Sunkist Bounce Mushroom

The Sunkist Bounce Mushroom is a stunning and pricey coral. It rewards careful, stable care. With the right placement and parameters, it can thrive and grow new bounces over time.
Understanding the Sunkist Bounce Mushroom
The Sunkist Bounce Mushroom is a type of Rhodactis mushroom coral. It is known for its bright orange bubbles or “bounces.” These inflated vesicles form on the oral disc and tentacles. Good color and bounce size depend on light, flow, and stability.
Most hobbyists keep Sunkist Bounce in low to moderate light. Aim for 80–150 PAR. Too much light can shrink the bubbles and bleach the coral. Start it in a shaded area on the rockwork. Then slowly move it brighter over 2–3 weeks if needed.
Provide low, indirect flow. Strong, direct flow can cause the coral to stay closed. It may detach and float around the tank. Place it on a stable rock ledge or small island.
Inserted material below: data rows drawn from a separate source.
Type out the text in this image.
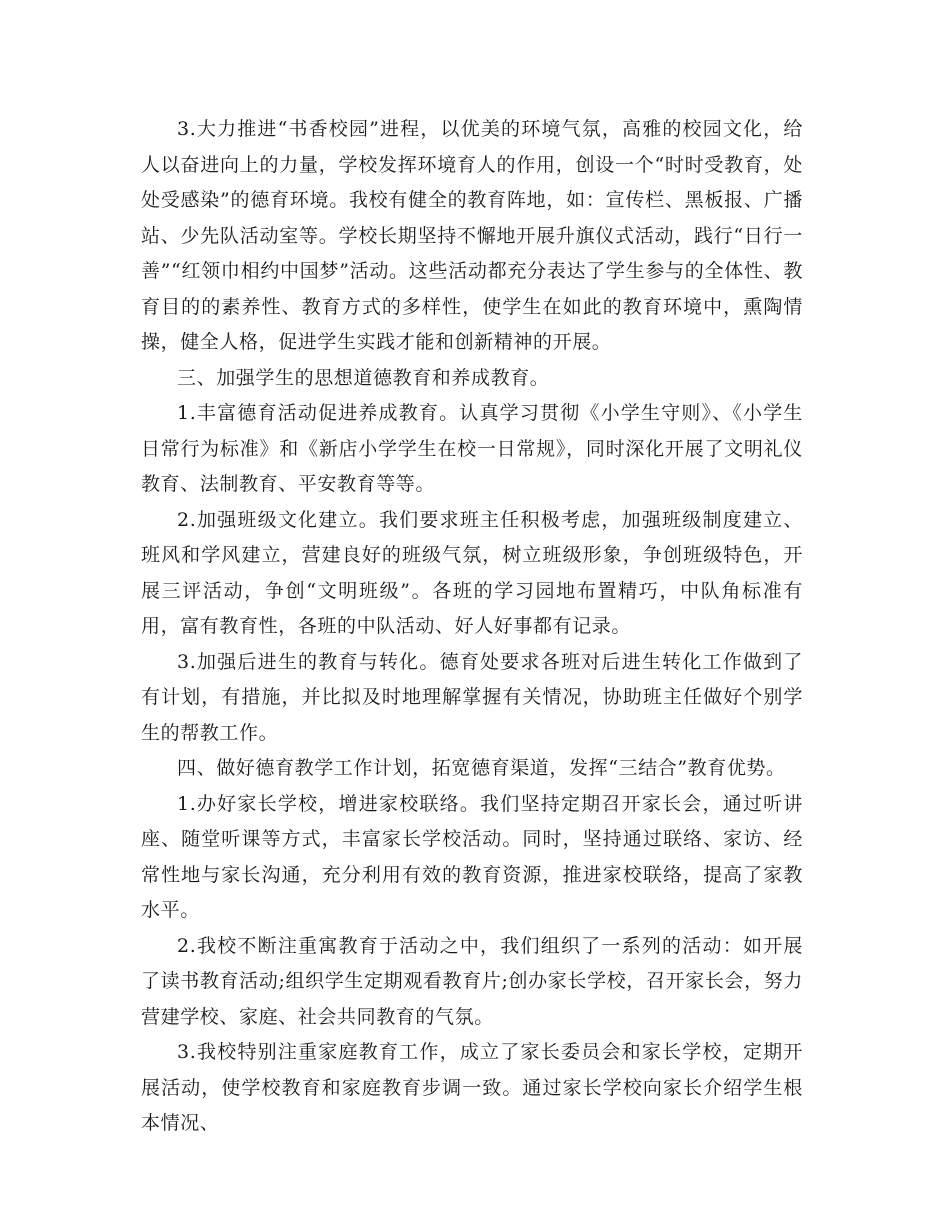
3.大力推进“书香校园”进程，以优美的环境气氛，高雅的校园文化，给人以奋进向上的力量，学校发挥环境育人的作用，创设一个“时时受教育，处处受感染”的德育环境。我校有健全的教育阵地，如：宣传栏、黑板报、广播站、少先队活动室等。学校长期坚持不懈地开展升旗仪式活动，践行“日行一善”“红领巾相约中国梦”活动。这些活动都充分表达了学生参与的全体性、教育目的的素养性、教育方式的多样性，使学生在如此的教育环境中，熏陶情操，健全人格，促进学生实践才能和创新精神的开展。

三、加强学生的思想道德教育和养成教育。

1.丰富德育活动促进养成教育。认真学习贯彻《小学生守则》、《小学生日常行为标准》和《新店小学学生在校一日常规》，同时深化开展了文明礼仪教育、法制教育、平安教育等等。

2.加强班级文化建立。我们要求班主任积极考虑，加强班级制度建立、班风和学风建立，营建良好的班级气氛，树立班级形象，争创班级特色，开展三评活动，争创“文明班级”。各班的学习园地布置精巧，中队角标准有用，富有教育性，各班的中队活动、好人好事都有记录。

3.加强后进生的教育与转化。德育处要求各班对后进生转化工作做到了有计划，有措施，并比拟及时地理解掌握有关情况，协助班主任做好个别学生的帮教工作。

四、做好德育教学工作计划，拓宽德育渠道，发挥“三结合”教育优势。

1.办好家长学校，增进家校联络。我们坚持定期召开家长会，通过听讲座、随堂听课等方式，丰富家长学校活动。同时，坚持通过联络、家访、经常性地与家长沟通，充分利用有效的教育资源，推进家校联络，提高了家教水平。

2.我校不断注重寓教育于活动之中，我们组织了一系列的活动：如开展了读书教育活动;组织学生定期观看教育片;创办家长学校，召开家长会，努力营建学校、家庭、社会共同教育的气氛。

3.我校特别注重家庭教育工作，成立了家长委员会和家长学校，定期开展活动，使学校教育和家庭教育步调一致。通过家长学校向家长介绍学生根本情况、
Many keep it on a separate “mushroom rock” to control spreading.
Keep water parameters very stable. Target 1.025 salinity, 78–79°F, and pH 8.1–8.4. Maintain alkalinity at 8–9 dKH, calcium 420–450 ppm, and magnesium 1300–1400 ppm. Avoid big swings. Test weekly and adjust slowly.
- Ideal PAR: 80–150, with a gentle ramp-up if increasing light.
- Temperature: 78–79°F with less than 1°F daily swing.
- Nitrate: 5–15 ppm; phosphate: 0.03–0.08 ppm.
Care, Feeding, and Troubleshooting
The Sunkist Bounce Mushroom can live on light and nutrients alone. However, light feeding can boost growth. Offer tiny coral foods once or twice per week. Use reef roids, powdered foods, or very small mysis. Turn off flow for 10–15 minutes so food settles.
Do not overfeed. Heavy feeding can foul the water and cause algae. Feed a piece about the size of a match head per coral. Observe the coral’s response. A happy Sunkist Bounce inflates, shows rich color, and slowly expands over months.
- Target feed with a pipette or turkey baster.
- Rinse frozen foods to reduce excess nutrients.
- Resume gentle flow after the coral grabs the food.
Watch for common problems. Bleaching often means too much light or rapid changes. Move the coral to lower light and reduce intensity by 10–15%. A shrunken, wrinkled mushroom can signal low nutrients, unstable alkalinity, or pest irritation.
Keep aggressive corals away. Avoid direct contact with torches, hammers, and acans. Leave at least 3–4 inches of space. Use a coral dip before adding new pieces to reduce pests. Run carbon if you keep many soft corals to limit chemical warfare.
- Quarantine new frags for 2–4 weeks when possible.
- Perform 10–15% water changes every 1–2 weeks.
- Use a frag rack or island rock to control growth and ease fragging.